Дремота слетела с нее, как спугнутая птица, и она очень вдруг оживилась.
"А! — подумал я. — Значит, она знает! Значит, скажет!"
— Я слышал, — отвечаю ей, — как нынче говорили… Только вы этого никому не сказывайте!
— Не скажу, не скажу!
— Я слышал, что прошлого году отец Еремей сбирал людей на молебен…
— Ну?
— И будеть теперь опять сбирать…
— Опять будет!
Она в одно мгновение до крайности разволновалась.
— Опять будет! опять будет! — повторяла она. — Опять!
— И люди очень этим обижаются…
— Да как же не обижаться! Уж такая это обида, что не дай бог такой и супостату! Ах, житье, житье!
Я между тем оглянулся во все стороны и, понизив голос, рассказал ей слышанный мною на ступеньках церковного крыльца разговор.
Она повторила:
— Ах, житье, житье!
— Какой же это такой особенный молебен на Ивана-Воина? — спросил я. — Чем он людям обиден?
— Как чем? Он это целый год точит-точит нас, да еще и насмешку над нами такую строит!
— Какую насмешку?
— Как какую насмешку! Он же нас жучит, да мы ж и намаливай на себя напасти!
— Как намаливай напасти?
— Ах, бестолковый ты какой! Иван-Воин великий угодник и воин, и он от врагов помогает. Как ему помолиться, сейчас всяких он врагов попутает. Ну, вот ты на меня сердит, и ты на меня замышляешь, а я пойду, отслужу Ивану-Воину и тебя не боюсь, — потому он меня покроет, а тебя победит, так что ты ничего надо мной не сможешь сделать. Ну, вот он (это местоименье означало отца Еремея) и выдумал: целый год нас мучит, а потом и служит от нас молебен и нас заставляет молиться, чтоб ему победить!
Она совсем преобразилась; вместо терпеливой, безмятежной Лизаветы предо мной была какая-то страстная женщина: лицо ее пылало, глаза метали молнии.
Я тотчас же сообразил, что подобное лукавое моленье не может быть принято Иваном-Воином, но затруднялся, как это поясней выразить.
— Иван-Воин не послушает, — сказал я.
— Не послушает! Тут не то, что послушает или не послушает, а то, что он так над нами мудрует!
— Все угодники очень милостивые, — продолжал я, — и заступаются за обиженных — они так и называются «заступники». А злого они никого не послушают. И бояться нечего.

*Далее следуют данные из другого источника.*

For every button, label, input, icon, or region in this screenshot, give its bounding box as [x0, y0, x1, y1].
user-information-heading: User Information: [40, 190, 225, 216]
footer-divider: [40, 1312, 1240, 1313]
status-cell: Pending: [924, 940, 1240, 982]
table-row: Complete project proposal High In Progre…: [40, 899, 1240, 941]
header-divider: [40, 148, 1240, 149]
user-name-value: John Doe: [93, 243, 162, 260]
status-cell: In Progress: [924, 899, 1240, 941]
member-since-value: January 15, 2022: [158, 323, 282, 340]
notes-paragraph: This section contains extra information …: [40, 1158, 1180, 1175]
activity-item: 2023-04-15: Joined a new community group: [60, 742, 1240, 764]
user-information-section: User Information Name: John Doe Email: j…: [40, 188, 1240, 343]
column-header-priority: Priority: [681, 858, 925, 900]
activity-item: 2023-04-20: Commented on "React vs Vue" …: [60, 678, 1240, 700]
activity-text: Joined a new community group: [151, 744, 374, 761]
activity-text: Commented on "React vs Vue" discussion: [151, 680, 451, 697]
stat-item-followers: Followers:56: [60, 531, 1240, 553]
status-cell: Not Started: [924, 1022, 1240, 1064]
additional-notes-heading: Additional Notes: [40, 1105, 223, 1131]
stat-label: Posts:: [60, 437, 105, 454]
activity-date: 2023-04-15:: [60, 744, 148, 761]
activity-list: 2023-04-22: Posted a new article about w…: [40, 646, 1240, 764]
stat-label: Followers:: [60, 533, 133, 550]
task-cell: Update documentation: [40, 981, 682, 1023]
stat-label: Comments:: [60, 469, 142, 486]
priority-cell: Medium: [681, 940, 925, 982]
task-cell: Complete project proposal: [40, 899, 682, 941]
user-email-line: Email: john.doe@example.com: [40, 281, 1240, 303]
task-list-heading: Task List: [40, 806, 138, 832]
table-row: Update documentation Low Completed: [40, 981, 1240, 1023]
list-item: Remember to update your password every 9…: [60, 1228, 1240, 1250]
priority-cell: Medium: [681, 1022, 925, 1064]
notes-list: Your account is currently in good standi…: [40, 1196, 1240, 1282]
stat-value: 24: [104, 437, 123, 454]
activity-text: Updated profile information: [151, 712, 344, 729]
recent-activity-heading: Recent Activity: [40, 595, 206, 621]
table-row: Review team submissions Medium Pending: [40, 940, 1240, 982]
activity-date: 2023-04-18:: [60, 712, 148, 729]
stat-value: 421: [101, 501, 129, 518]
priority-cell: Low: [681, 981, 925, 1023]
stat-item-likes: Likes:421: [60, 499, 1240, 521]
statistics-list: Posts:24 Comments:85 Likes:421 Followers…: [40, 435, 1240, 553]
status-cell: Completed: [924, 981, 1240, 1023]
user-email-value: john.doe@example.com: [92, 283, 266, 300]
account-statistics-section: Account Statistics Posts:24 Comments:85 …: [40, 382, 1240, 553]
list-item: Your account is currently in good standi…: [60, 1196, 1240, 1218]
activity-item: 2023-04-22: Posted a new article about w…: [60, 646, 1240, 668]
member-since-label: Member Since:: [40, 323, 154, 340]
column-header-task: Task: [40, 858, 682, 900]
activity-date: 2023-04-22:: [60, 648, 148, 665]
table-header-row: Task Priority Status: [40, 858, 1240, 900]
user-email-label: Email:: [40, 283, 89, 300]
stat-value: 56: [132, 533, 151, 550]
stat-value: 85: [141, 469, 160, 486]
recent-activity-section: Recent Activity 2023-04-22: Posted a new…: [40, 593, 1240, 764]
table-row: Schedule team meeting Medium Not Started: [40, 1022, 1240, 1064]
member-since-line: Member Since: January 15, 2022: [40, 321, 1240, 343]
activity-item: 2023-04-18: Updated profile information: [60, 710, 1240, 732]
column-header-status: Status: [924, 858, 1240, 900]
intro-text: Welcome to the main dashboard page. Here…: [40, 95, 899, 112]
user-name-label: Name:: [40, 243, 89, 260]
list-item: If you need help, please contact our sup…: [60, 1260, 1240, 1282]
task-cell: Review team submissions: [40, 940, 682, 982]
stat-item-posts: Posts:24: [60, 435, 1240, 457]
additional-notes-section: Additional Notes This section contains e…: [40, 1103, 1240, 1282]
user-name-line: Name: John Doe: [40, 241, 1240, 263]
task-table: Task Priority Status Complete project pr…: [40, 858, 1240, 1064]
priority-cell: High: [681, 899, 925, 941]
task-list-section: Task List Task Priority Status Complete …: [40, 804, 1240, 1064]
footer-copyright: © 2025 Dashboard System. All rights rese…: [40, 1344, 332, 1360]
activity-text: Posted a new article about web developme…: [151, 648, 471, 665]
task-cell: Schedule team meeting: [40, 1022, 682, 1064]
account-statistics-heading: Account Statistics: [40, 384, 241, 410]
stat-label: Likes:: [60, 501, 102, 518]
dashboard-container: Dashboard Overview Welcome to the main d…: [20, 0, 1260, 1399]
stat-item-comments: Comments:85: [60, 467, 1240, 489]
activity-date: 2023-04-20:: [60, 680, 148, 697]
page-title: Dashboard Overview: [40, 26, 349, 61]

— Я не боюсь, — мне не страшно, а горько мне! Горько, что он так мудрует над нами! Уж очень это горько! Кабы…
Тут дверь отворилась, и на крылечко вышла Ненила.
Ненила, облеченная в розовые одежды, сияющая запястьями, ожерельями, перстнями и внутренним ликованием, ослепляла взоры.
— Хорошенький! — проговорила она, ухмыляясь и алея во всю щеку. — Хорошенький!
Видя, что Лизавета ничего не отвечает, она ее окликнула:
— Лизавета, а Лизавета!
— Что вам? — ответила Лизавета, видимо стараясь овладеть своими взволнованными чувствами.
— Хорошенький!
И она снова так поалела, что я подумал, не поперхнулась ли она.
— Хорош, — ответила Лизавета, — очень хорош. Дай вам бог совет да любовь!
Лизавета уж овладела собою.
— Кабы ты поближе-то посмотрела, какой! — сказала Ненила. — Ах!
И снова вся зарделась, как зарево пожара.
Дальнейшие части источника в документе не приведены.